Noble played several training matches (Blues vs Reds) at Can Tunis, but due to the little statistical rigor that the newspapers had at that time, the exact number of matches and goals (if any) he performed is unknown. His former teammate Jaime Morris and his uncle George were both freemasons and the sons of both, including his cousins George and Royston Saint Noble, went on to play for FC Barcelona in the early 1900s. Notably, the founder of the Blaugrana club Joan Gamper was also the nephew of a freemason, Émile Gaissert, and his son Emilio also played for the club.

==Later life==
Noble married Elvira Milans Pigrau, and the couple had two sons, Ernest and Angels Noble Milans. Àngels went on to become a painter, marrying Enric Prat de la Riba, son of the former president of the Commonwealth of Catalonia.

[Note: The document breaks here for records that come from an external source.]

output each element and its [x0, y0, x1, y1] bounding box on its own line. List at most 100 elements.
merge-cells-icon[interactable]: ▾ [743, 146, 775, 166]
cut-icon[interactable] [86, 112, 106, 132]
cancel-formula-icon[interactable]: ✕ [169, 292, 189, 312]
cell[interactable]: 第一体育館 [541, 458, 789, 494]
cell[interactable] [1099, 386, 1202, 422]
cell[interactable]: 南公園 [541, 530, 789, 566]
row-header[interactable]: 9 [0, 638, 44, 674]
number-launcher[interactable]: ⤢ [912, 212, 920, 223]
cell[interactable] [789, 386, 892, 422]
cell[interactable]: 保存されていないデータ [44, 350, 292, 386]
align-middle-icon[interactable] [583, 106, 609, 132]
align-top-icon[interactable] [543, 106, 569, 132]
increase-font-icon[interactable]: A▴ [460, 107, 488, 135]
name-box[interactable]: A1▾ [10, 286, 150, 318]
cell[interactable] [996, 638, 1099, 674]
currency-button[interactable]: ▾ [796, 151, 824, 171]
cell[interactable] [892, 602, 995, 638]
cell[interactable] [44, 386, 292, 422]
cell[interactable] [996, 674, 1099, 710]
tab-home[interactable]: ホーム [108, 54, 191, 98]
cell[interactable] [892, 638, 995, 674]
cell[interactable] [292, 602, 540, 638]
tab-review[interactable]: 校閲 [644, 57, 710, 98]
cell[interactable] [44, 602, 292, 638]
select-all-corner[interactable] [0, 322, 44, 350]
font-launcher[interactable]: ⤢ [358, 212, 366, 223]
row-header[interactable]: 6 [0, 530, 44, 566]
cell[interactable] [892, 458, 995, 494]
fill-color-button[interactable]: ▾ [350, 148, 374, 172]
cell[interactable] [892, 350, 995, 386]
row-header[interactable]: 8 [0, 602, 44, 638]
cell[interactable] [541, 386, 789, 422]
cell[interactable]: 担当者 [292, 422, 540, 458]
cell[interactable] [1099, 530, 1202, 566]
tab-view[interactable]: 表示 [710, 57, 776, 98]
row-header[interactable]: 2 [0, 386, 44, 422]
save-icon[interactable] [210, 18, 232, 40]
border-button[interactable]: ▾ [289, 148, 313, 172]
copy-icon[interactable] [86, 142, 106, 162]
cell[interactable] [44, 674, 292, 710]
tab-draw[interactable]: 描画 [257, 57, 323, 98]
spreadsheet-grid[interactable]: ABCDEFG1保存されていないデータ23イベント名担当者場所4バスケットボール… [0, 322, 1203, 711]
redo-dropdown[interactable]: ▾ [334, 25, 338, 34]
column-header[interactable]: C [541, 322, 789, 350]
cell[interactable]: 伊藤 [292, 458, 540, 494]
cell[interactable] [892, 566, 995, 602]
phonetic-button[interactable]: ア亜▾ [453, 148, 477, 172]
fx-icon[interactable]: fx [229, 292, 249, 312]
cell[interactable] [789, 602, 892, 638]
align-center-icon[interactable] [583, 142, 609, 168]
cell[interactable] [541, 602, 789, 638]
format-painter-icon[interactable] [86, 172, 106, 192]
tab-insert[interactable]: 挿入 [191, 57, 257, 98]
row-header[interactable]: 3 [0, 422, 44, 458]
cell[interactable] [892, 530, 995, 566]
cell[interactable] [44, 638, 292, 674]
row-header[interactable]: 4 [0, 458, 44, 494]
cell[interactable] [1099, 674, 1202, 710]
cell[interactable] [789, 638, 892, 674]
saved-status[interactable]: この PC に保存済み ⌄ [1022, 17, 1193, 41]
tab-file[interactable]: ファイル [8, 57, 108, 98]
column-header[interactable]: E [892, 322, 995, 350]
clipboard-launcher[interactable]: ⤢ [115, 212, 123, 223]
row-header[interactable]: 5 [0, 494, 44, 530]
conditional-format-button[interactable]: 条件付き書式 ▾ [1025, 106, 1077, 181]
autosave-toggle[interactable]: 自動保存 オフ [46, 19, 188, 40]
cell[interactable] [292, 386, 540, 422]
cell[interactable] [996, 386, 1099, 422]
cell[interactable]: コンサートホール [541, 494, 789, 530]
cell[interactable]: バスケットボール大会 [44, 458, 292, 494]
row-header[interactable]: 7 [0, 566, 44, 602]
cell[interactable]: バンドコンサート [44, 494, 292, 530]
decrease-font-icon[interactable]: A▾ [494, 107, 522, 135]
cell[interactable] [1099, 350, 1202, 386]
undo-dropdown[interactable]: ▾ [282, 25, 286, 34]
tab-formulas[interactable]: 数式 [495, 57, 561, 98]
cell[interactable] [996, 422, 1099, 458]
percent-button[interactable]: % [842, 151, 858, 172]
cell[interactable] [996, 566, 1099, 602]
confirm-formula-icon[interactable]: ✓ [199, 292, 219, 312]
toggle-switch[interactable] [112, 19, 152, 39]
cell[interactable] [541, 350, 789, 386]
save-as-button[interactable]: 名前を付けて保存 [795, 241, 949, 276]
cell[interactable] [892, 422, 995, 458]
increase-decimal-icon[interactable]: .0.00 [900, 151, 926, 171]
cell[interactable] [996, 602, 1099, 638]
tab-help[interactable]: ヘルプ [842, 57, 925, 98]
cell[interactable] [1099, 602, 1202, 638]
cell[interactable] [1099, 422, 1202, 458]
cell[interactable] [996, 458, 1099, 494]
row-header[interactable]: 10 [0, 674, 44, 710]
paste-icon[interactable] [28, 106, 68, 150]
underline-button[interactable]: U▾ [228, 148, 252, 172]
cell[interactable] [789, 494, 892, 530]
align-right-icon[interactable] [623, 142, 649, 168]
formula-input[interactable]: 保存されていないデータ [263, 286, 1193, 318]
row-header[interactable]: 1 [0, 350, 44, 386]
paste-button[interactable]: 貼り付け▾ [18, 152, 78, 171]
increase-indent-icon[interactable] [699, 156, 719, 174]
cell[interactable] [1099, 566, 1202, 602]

A collection of 7 letters of correspondence (1901 to 1907) between Noble and his brother-in-law, the poet Joan Maragall, were published in 2011 and then preserved in the Joan Maragall Archive, later deposited in the Library of Catalonia. He was known as el tio Ubaldo (uncle Ubaldo) by the sons of Maragall. When Maragall wrote his will in 1901, Noble was a member of the Family Council along with Maragall's uncle Rossend and his nephew Josep Lleonart i Maragall.

Noble died in 1919, at the age of either 48 or 49. Both of his parents followed him to the grave shortly after, he in 1920 and she in 1921, so Elvira Milans, the widow of "Uncle Ubaldo", inherited the Noble-Malvido house. In the mid-1920s, "Tia Elvira", as the Maragalls called her, sold the house and sometime later went to Uruguay. In the late 1920s, the building housed the so-called clinic of Doctor Escayola, dedicated to traumatology and surgery, but which in fact also functioned as a care center for terminally ill patients that even had a mortuary for the deceased.